Asumata diz que foi forçada a dormir com vários homens – todos chefes da comunidade responsáveis pela distribuição de alimentos. “O abuso só parou quando finalmente registrei meu nome em março de 2022, também depois de dormir com um líder comunitário,” relata.
“Minha irmã mais nova tem apenas 15 anos e também sucumbiu às exigências desses homens sem coração para conseguir mais comida para a família”, acrescenta.
Seis outras mulheres do mesmo acampamento também relataram terem sido estupradas ou coagidas a ter relações sexuais para obter ajuda.
Dizem que eu não tenho nada para oferecer em troca de comida. Dizem que sou muito velha para pagar com sexo
Outras pessoas deslocadas no mesmo acampamento, incluindo quatro mulheres e seis homens que falaram com o openDemocracy, foram obrigados a pagar pela ajuda – ou a ajuda lhes foi recusada totalmente.
Oswar disse que seu nome era constantemente omitido da lista e que, por isso, ele tinha que "percorrer as comunidades vizinhas fazendo bicos para conseguir dinheiro para pagar a comida aos trabalhadores humanitários".
Aricie, de 78 anos, disse que chegou ao acampamento em dezembro de 2020, mas ainda tem dificuldade para conseguir comida. “Os responsáveis dizem que eu não tenho nada para oferecer em troca de comida.

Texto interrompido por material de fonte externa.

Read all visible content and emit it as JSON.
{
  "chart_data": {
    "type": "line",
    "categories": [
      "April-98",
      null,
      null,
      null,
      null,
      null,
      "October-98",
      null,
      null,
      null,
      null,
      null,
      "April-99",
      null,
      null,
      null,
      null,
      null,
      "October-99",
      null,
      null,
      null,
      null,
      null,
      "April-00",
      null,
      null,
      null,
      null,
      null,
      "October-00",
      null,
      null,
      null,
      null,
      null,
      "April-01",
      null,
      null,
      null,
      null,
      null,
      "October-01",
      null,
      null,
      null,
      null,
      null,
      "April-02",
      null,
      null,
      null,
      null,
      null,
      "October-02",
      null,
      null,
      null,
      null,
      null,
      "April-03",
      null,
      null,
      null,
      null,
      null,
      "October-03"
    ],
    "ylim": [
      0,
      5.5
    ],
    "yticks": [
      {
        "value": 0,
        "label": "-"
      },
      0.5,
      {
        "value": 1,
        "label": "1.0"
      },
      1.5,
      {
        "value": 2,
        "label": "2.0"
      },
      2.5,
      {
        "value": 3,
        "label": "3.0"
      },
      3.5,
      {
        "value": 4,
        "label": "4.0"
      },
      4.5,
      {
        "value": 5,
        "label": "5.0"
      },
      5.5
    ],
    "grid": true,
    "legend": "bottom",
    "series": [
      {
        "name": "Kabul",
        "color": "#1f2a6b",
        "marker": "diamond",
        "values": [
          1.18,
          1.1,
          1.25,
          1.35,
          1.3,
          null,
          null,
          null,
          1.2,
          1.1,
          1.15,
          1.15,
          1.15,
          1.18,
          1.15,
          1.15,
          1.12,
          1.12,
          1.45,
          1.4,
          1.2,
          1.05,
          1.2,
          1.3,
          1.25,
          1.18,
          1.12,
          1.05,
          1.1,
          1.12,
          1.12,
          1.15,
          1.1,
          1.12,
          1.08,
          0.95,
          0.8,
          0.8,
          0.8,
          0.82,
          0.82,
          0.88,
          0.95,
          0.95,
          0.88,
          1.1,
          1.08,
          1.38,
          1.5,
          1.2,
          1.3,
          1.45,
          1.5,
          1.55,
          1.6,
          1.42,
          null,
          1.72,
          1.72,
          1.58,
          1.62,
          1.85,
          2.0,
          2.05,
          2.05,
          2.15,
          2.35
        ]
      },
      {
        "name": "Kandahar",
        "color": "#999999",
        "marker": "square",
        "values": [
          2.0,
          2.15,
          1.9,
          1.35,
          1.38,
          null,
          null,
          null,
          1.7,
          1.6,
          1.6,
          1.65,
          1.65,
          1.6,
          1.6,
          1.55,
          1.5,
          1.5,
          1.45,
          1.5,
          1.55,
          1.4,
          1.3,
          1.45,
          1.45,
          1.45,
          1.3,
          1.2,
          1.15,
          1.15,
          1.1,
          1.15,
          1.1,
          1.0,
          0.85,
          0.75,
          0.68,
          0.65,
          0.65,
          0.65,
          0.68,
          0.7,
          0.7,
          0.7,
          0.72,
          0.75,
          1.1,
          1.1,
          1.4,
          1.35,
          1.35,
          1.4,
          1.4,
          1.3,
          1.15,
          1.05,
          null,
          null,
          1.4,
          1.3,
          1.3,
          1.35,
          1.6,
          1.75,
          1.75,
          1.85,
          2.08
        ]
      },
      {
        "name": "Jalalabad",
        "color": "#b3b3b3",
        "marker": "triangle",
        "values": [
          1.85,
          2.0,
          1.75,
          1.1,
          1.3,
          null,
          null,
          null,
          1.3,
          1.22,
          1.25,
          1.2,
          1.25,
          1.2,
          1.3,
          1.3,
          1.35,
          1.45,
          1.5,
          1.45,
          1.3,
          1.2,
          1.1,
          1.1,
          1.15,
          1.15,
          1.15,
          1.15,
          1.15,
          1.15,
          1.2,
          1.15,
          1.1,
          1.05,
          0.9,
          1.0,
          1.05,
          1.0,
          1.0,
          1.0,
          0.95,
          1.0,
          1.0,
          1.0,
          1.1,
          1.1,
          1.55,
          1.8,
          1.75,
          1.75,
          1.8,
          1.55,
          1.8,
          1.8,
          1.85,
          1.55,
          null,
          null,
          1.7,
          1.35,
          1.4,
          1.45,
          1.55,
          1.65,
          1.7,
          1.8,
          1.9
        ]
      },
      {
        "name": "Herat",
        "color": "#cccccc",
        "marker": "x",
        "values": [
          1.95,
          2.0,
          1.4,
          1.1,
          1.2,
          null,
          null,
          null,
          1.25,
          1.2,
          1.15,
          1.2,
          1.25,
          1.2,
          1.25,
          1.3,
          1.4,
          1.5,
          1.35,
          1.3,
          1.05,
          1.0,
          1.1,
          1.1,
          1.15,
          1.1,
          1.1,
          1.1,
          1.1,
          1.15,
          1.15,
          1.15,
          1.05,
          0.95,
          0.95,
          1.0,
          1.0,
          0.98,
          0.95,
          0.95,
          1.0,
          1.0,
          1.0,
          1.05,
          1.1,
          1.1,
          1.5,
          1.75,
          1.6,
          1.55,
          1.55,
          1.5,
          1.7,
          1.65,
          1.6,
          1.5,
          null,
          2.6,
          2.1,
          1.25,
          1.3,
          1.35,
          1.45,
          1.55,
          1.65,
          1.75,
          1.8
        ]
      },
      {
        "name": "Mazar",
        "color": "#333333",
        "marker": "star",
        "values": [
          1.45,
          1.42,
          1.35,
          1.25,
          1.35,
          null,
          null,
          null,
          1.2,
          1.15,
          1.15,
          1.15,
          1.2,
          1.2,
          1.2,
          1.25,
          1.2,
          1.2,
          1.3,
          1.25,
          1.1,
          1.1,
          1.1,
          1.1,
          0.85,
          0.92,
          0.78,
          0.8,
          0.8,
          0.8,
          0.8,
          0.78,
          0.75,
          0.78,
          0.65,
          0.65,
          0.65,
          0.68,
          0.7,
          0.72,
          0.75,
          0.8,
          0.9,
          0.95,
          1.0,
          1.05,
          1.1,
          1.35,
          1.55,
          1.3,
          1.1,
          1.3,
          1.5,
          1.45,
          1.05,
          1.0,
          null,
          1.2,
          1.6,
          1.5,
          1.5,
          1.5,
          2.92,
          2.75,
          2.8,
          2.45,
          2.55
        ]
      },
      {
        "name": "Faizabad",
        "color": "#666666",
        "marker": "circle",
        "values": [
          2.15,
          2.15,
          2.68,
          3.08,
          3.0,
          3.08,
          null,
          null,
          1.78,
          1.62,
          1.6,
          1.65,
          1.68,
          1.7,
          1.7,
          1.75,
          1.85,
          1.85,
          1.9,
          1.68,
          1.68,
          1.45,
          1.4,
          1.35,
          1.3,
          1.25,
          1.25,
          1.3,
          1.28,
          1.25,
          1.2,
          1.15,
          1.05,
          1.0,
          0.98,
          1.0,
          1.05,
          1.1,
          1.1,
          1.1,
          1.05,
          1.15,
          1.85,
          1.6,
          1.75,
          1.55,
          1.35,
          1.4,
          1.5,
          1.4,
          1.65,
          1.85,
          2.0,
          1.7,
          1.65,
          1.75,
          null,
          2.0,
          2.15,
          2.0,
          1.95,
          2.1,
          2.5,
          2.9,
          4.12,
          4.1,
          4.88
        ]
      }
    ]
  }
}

Dizem que sou muito velha para pagar com sexo”, afirma, acrescentando que recebe ajuda de um casal da sua aldeia que também está no acampamento.
Os sonhos de Macia de se tornar advogada foram destruídos pela guerra. “Muito em breve, serei mãe de dois filhos aos 16 anos, com filhos que nunca planejei ter. Eu queria me tornar advogada e me casar com um homem rico”, disse ao openDemocracy.